Storying the Self #2- Kindergarten
Kindergarten. This is when my worldview changed. Up until this point, my understanding was that everybody looked like my Mom, my Dad, and me. Everybody had white skin, a loving home, and fun days full of adventures. During my first week of kindergarten this all changed, and my goodness did it change drastically. I remember my Mom and Dad helping me get ready for school and dropping me off for the first day. I remember stepping into the vibrant classroom. Walls covered in bright bulletin board spreads and learning posters of all sorts. There was a large carpeted area accompanied by shelves of books. This place looked like it was going to be fun!
With excitement in the air, my new classmates began to file in with their parents one by one. Finding their lockers and hanging up their backpacks just like I did. I had two classmates that caught my eye specifically. They were both girls with curly brown hair and very dark skin. Skin much darker than mine. They talked the same as me. They wrote and colored the same as me. But they looked different then me. This puzzled me. I had never seen someone my age, my height, and my gender have dark skin. This was going to require some extra observation and thought.

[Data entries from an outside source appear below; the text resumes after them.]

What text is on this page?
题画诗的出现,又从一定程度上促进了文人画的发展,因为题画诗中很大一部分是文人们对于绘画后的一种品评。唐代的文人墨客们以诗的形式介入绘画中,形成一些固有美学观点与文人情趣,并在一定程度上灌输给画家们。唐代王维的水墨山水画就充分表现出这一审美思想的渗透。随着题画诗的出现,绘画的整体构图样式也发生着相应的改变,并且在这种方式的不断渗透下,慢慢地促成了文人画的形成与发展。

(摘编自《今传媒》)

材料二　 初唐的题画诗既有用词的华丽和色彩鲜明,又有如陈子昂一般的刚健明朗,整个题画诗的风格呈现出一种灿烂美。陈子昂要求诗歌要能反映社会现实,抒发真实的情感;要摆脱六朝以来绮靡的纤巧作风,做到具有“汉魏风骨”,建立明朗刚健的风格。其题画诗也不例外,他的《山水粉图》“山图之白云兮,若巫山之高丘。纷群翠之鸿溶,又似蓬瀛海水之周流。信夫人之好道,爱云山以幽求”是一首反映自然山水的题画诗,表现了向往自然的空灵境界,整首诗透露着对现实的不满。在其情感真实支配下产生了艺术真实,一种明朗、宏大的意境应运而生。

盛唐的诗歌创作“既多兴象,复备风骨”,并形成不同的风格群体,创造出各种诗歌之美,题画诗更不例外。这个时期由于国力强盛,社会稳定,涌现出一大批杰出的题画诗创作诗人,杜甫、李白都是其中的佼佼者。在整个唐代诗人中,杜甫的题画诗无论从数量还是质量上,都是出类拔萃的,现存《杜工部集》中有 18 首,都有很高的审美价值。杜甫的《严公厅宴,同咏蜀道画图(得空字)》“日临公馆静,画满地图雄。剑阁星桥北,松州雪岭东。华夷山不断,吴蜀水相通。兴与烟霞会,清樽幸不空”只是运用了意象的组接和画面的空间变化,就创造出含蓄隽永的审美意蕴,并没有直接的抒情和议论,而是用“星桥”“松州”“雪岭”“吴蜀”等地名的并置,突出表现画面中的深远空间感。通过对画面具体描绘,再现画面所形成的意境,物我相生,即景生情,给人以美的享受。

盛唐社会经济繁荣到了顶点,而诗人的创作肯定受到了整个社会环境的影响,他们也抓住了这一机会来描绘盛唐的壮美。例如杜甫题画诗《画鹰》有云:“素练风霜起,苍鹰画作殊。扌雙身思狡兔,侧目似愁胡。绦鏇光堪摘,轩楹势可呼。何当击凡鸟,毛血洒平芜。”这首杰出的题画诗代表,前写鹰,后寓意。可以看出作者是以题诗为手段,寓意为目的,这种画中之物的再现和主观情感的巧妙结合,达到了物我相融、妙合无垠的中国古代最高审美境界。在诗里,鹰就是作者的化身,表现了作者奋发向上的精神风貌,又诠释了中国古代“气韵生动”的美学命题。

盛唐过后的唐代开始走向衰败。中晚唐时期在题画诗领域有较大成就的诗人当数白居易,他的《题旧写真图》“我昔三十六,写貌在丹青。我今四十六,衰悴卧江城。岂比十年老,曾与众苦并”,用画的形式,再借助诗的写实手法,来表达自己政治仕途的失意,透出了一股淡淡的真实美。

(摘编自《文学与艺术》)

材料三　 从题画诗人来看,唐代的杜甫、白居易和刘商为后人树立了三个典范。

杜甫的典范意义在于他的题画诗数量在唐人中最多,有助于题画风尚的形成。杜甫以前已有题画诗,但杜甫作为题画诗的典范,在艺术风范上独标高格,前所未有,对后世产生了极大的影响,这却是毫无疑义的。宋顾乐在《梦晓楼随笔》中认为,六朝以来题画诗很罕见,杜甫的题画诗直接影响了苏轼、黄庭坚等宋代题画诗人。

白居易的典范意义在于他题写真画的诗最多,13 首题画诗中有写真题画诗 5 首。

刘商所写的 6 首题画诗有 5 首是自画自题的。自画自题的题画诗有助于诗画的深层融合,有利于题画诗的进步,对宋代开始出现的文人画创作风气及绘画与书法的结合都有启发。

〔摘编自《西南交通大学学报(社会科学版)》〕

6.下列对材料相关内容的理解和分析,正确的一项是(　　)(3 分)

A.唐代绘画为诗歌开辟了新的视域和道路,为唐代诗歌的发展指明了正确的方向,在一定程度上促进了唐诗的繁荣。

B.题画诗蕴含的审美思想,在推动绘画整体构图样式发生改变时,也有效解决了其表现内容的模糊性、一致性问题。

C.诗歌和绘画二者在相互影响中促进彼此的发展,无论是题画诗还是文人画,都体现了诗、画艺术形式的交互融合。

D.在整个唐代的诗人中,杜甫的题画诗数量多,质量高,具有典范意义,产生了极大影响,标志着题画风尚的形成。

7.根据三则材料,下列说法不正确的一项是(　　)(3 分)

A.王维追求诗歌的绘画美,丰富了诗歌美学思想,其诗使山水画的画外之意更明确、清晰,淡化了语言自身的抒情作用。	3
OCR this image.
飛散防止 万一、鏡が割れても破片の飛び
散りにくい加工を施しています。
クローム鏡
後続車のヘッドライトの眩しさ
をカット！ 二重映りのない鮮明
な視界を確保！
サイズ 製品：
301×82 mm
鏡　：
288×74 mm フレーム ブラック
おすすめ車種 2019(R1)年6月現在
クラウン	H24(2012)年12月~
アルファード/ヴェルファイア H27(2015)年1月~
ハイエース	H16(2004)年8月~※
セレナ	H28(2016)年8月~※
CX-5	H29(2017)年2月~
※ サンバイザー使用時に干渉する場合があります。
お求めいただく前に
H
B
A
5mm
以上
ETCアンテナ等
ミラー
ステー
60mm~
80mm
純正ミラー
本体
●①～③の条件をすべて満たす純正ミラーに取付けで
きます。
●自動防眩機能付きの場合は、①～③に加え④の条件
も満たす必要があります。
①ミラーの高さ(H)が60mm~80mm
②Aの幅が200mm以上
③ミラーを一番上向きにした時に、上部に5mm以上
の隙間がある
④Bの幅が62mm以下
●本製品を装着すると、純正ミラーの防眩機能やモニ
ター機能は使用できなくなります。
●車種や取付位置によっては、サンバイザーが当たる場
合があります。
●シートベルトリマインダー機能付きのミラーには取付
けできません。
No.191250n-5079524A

These two girls seemed to be with each other all of the time while we were at kindergarten. At center time, they went to the same center. At carpet time, they sat next to each other. They even showed up to school and left at the same time as each other. Their Mom even looked like them. She had black hair, brown eyes, and very dark skin. This was very interesting. I didn’t think much of it. I didn’t think it was bad that they had a different color of skin. It was just how their skin was. They were such nice girls and I liked having them as my classmates.
As I made my way through my elementary days, I later grasped the concept of last names. I gained a greater understanding of race. And it began to dawn on me that these two girls were absolutely, one-hundred percent, not sisters. They had different families and different cultural backgrounds. My perception of them being sisters was a completely incorrect assumption. It was an assumption I would have never made about classmates with white skin who were best friends and showed up to school together. So why did I jump to this conclusion about the two African American girls in my class?
The beginning of this story had me drawing connections to my childhood as well. You never realize that there are other types of skin colour or home situations as a young child until you get to school, where you meet all kinds of people. I feel that you playing with the concept of shorter and longer sentences added detail to the story. Aswell, ending your story with a question is clever and a good way to finish off with the reader still intrigued. Overall, this was a well done story!
I love the innocence that you had as a child. I for sure would have thought something similar. We had an African American family move to my elementary school form the states. Children assumed they were from Africa and couldn’t speak English, and everyone knew that the children were all siblings. Black families didn’t come to our rural town and this was huge. Everybody had questions about where they came from and what it was like back home. Considering home was something like Missouri – not exciting.
Were there many clues pointing to them not being siblings that you hadn’t noticed then but you do now?
Great story, Taylor. The ending is what I really enjoyed. I feel like at that age, I would have made the same assumption. I think the reason I would have made that assumption is just because I had such little exposure to seeing people that weren’t the same skin colour as me. When I was in kindergarten, I probably could count on one hand how many people of colour I had seen up to that point. You did a great job of guiding us through the story, and I thoroughly enjoyed it!